Mais face à de tels préparatifs, les Allemands furent rapidement mis en alerte, à tel point qu’il fallut, à la toute dernière minute et alors que tout était prêt, reporter l’attaque d’un jour. Le terrain était en effet trop éclairé et l’ennemi sur le qui-vive. Une chose était désormais certaine : l’effet de surprise n’allait pas jouer.

Porté disparu.
L’attaque eut bien lieu le 18 décembre 1914. Elle fut même avancée d’une heure pour débuter à 6 heures. Pas une heureuse idée puisqu’il faisait encore nuit noire. Mais le 18 à l’heure dite, tout le monde était prêt. Le projet initial avait subi bien des amendements. Moitié moins d’hommes, pas d’effet de surprise et finalement un barrage d’artillerie annulé.
À cela s’ajouta l’imprévisible. Les explosifs mis en place sous les défenses ennemies ne produisirent pas l’effet escompté. La destruction des frises ne fut donc qu’incomplète. À peine quelques trous de souris qui ne permirent pas de prendre d’assaut en nombre les tranchées allemandes. Pire même, une des quatre charges ne put être mise à feu, les soldats se retrouvant exposés face à un mur de fils de fer barbelés.
Néanmoins quelques sapeurs et fantassins isolés réussirent l’exploit de parvenir jusque dans la tranchée adverse. D’autres, égarés dans la pénombre, ne parvinrent pas à trouver les passages et longèrent en vain les défenses, servant de cibles au feu nourri des mitrailleuses allemandes. Leurs dépouilles mortelles restèrent tristement accrochées aux frises ennemies pendant des jours, sinistres épouvantails rappelant l’échec de cette attaque.
À 6 h 45, le jour étant levé, il devint impossible d’engager tout mouvement offensif. Les soldats encore vivants et présents dans le no man’s land durent chercher des abris de fortune sur le terrain pour se protéger des tirs ennemis. Les Allemands n’hésitèrent pas à achever les blessés qui s’efforçaient de s’abriter.
À 9 heures, ordre fut donner de ramener les troupes engagées en arrière. Mais il fallut attendre la nuit pour permettre aux survivants de regagner leurs lignes et venir en aide aux blessés restés sur le terrain.
Avec 20 tués, 30 disparus et 68 blessés, le 16è RI avait payé un lourd tribut à une attaque totalement infructueuse.
C’est là que, pour la dernière fois, on aperçut Pierre MONTÉLIMARD encore vivant. Il montait à l’assaut avec ses camarades, la baïonnette au canon. Il est mort ici, au Bois Triangulaire, tombé pour la France sous les balles allemandes.
Son corps n’a jamais retrouvé, resté dans le no man’s land, entre les lignes françaises et allemandes. Il aurait fallu une trêve, à Noël par exemple, pour relever tous ces cadavres et les enterrer dignement. Au lieu de cela, ils sont restés sous le soleil, la pluie et le vent. Et aussi sous les obus des deux camps qui régulièrement ont pilonné le secteur.

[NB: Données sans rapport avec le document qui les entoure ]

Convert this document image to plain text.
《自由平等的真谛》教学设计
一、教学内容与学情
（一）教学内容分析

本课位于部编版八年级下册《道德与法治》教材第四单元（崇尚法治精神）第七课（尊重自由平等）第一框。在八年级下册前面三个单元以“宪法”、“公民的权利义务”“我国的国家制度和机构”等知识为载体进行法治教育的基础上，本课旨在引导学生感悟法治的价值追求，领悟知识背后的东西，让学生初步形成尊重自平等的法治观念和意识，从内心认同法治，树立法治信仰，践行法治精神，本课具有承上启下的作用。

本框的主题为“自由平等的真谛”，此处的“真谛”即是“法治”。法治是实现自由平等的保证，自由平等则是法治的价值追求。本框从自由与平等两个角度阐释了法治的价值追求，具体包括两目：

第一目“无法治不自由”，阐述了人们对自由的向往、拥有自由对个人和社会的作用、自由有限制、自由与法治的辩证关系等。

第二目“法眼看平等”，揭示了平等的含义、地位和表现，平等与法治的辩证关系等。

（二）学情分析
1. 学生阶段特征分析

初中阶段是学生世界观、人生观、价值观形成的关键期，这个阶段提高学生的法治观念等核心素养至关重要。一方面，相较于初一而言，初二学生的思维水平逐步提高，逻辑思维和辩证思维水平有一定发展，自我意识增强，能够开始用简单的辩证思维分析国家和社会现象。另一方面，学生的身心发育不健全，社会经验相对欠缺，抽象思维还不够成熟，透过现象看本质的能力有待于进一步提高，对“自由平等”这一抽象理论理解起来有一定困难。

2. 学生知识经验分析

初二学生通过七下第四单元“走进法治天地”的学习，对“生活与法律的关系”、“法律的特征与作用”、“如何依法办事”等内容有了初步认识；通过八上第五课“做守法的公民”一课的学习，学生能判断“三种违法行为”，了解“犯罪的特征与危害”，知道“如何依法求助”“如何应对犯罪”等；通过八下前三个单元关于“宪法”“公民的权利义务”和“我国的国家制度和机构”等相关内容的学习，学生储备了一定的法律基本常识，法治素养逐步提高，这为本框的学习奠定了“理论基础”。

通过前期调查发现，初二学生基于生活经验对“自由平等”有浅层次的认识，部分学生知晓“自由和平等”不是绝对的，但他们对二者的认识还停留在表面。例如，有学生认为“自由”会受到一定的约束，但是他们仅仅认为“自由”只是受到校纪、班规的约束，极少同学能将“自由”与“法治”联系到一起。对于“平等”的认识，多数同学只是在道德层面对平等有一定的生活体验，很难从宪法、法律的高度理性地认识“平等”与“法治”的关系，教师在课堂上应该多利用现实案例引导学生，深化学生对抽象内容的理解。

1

Avec Pierre MONTÉLIMARD, bien d’autres ne sont pas non plus revenus de cette attaque. Il y avait notamment Mathieu MAGAND (34 ans) de Roche-la-Molière, mineur comme lui, Jean Marie MICHALON (21 ans) boulanger à la Fouillouse ou encore Régis MONTMARTIN (23 ans), né comme lui à Villars et qui vivait chez sa mère, veuve, à Saint-Priest-en-Jarez. C’est dire qu’entre eux ils avaient dû parler du pays ! Et ils sont morts le même jour, les uns à côté des autres, bien loin des villages qui les avaient vu naitre et grandir et où on les attendrait longtemps en vain.
Ce qu’il y a de certain, c’est que l’épouse de Pierre a bien longtemps voulu croire à la survie de son mari. Blessé ou prisonnier, c’était là son espoir. Il allait un jour revenir. Vain espoir finalement déçu.


Source : « De la mine aux tranchées » de P. Thiolière, disponible à la médiathèque de Villars et au musée Jean Marie Somet.